Previous research showed that the chatbot could scrape a pass in the United States Medical Licensing Exam (USMLE) — a finding hailed by its authors as “a notable milestone in AI maturation.”
But in the new study, published Jul. 31 in the journal PLOS ONE, scientists cautioned against relying on the chatbot for complex medical cases that require human discernment.
“If people are scared, confused, or just unable to access care, they may be reliant on a tool that seems to deliver medical advice that’s ‘tailor-made’ for them,” senior study author Dr. Amrit Kirpalani, a doctor in pediatric nephrology at the Schulich School of Medicine and Dentistry at Western University, Ontario, told Live Science. “I think as a medical community (and among the larger scientific community) we need to be proactive about educating the general population about the limitations of these tools in this respect. They should not replace your doctor yet.”
ChatGPT’s ability to dispense information is based on its training data. Scraped from the repository Common Crawl, the 570 gigabytes of text data fed into the 2022 model amounts to roughly 300 billion words, which were taken from books, online articles, Wikipedia and other web pages.
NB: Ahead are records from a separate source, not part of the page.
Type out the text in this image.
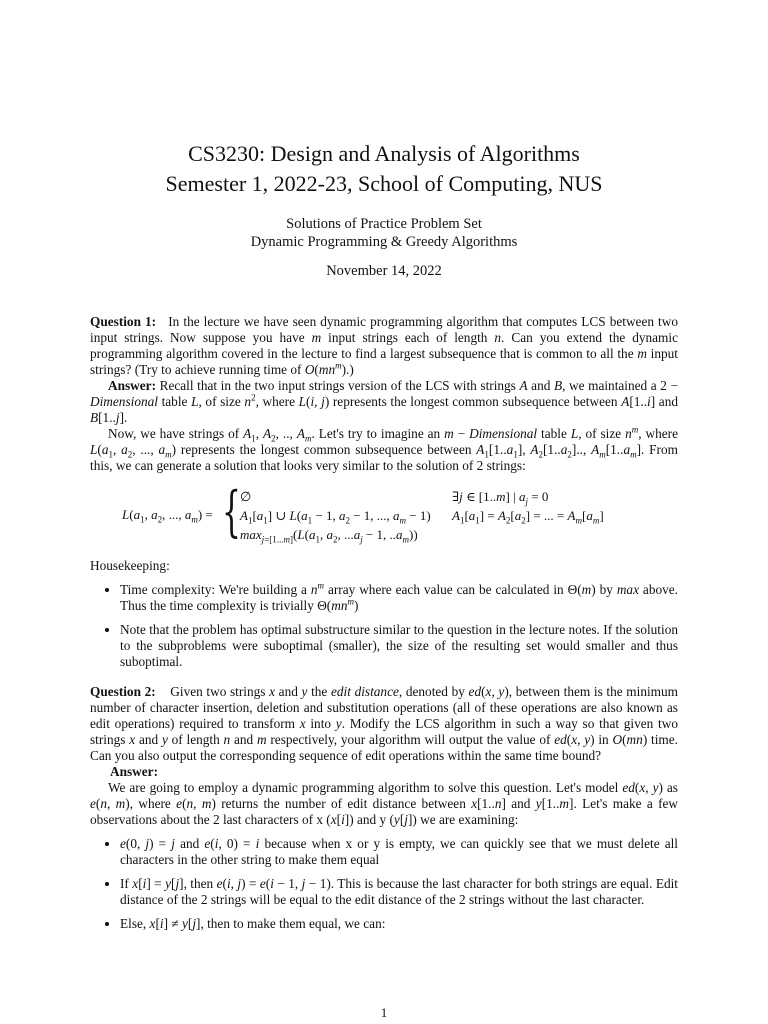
CS3230: Design and Analysis of Algorithms
Semester 1, 2022-23, School of Computing, NUS
Solutions of Practice Problem Set
Dynamic Programming & Greedy Algorithms
November 14, 2022

Question 1:   In the lecture we have seen dynamic programming algorithm that computes LCS between two input strings. Now suppose you have m input strings each of length n. Can you extend the dynamic programming algorithm covered in the lecture to find a largest subsequence that is common to all the m input strings? (Try to achieve running time of $O(mn^m)$.)

Answer: Recall that in the two input strings version of the LCS with strings A and B, we maintained a 2 − Dimensional table L, of size $n^2$, where L(i, j) represents the longest common subsequence between A[1..i] and B[1..j].

Now, we have strings of $A_1$, $A_2$, .., $A_m$. Let's try to imagine an m − Dimensional table L, of size $n^m$, where $L(a_1$, $a_2$, ..., $a_m$) represents the longest common subsequence between $A_1[1..a_1]$, $A_2[1..a_2]$.., $A_m[1..a_m]$. From this, we can generate a solution that looks very similar to the solution of 2 strings:

$L(a_1$, $a_2$, ..., $a_m$) = { ∅
$A_1[a_1]$ ∪ $L(a_1 - 1$, $a_2 - 1$, ..., $a_m - 1$)
$\max_{j=[1...m]}(L(a_1$, $a_2$, $...a_j - 1$, $..a_m$))
∃j ∈ [1..m] | $a_j = 0$
$A_1[a_1] = A_2[a_2]$ = ... = $A_m[a_m]$

Housekeeping:

• Time complexity: We're building a $n^m$ array where each value can be calculated in Θ(m) by max above. Thus the time complexity is trivially $\Theta(mn^m)$
• Note that the problem has optimal substructure similar to the question in the lecture notes. If the solution to the subproblems were suboptimal (smaller), the size of the resulting set would smaller and thus suboptimal.

Question 2:    Given two strings x and y the edit distance, denoted by ed(x, y), between them is the minimum number of character insertion, deletion and substitution operations (all of these operations are also known as edit operations) required to transform x into y. Modify the LCS algorithm in such a way so that given two strings x and y of length n and m respectively, your algorithm will output the value of ed(x, y) in O(mn) time. Can you also output the corresponding sequence of edit operations within the same time bound?

Answer:

We are going to employ a dynamic programming algorithm to solve this question. Let's model ed(x, y) as e(n, m), where e(n, m) returns the number of edit distance between x[1..n] and y[1..m]. Let's make a few observations about the 2 last characters of x (x[i]) and y (y[j]) we are examining:

• e(0, j) = j and e(i, 0) = i because when x or y is empty, we can quickly see that we must delete all characters in the other string to make them equal
• If x[i] = y[j], then e(i, j) = e(i − 1, j − 1). This is because the last character for both strings are equal. Edit distance of the 2 strings will be equal to the edit distance of the 2 strings without the last character.
• Else, x[i] ≠ y[j], then to make them equal, we can:
1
Related: Biased AI can make doctors’ diagnoses less accurate
AI systems spot patterns in the words they were trained on to predict what may follow them, enabling them to provide an answer to a prompt or question. In theory, this makes them helpful for both medical students and patients seeking simplified answers to complex medical questions, but the bots’ tendency to “hallucinate” —making up responses entirely — limits their usefulness in medical diagnoses.
To assess the accuracy of ChatGPT’s medical advice, the researchers presented the model with 150 varied case studies — including patient history, physical exam findings and images taken from the lab — that were intended to challenge the diagnostic abilities of trainee doctors. The chatbot chose one of four multiple-choice outcomes before responding with its diagnosis and a treatment plan which the researchers rated for accuracy and clarity.
The results were lackluster, with ChatGPT getting more responses wrong than right on medical accuracy, while it gave complete and relevant results 52% of the time. Nonetheless, the chatbot’s overall accuracy was much higher at 74%, meaning that it could identify and discard wrong multiple choice answers much more reliably.
The researchers said that one reason for this poor performance could be that the AI wasn’t trained on a large enough clinical dataset, making it unable to juggle results from multiple tests and avoid dealing in absolutes as effectively as human doctors.
Despite its shortcomings, the researchers said that AI and chatbots could still be useful in teaching patients and trainee doctors — providing the AI systems are supervised and their proclamations are accompanied with some healthy fact-checking.
“If you go back to medical journal publications from around 1995, you can see that the very same discourse was happening with ‘the world wide web. There were new publications about interesting use cases and there were also papers that were skeptical as to whether this was just a fad.” Kirpalani said. “I think with AI and chatbots specifically, the medical community will ultimately find that there’s a huge potential to augment clinical decision-making, streamline administrative tasks, and enhance patient engagement.”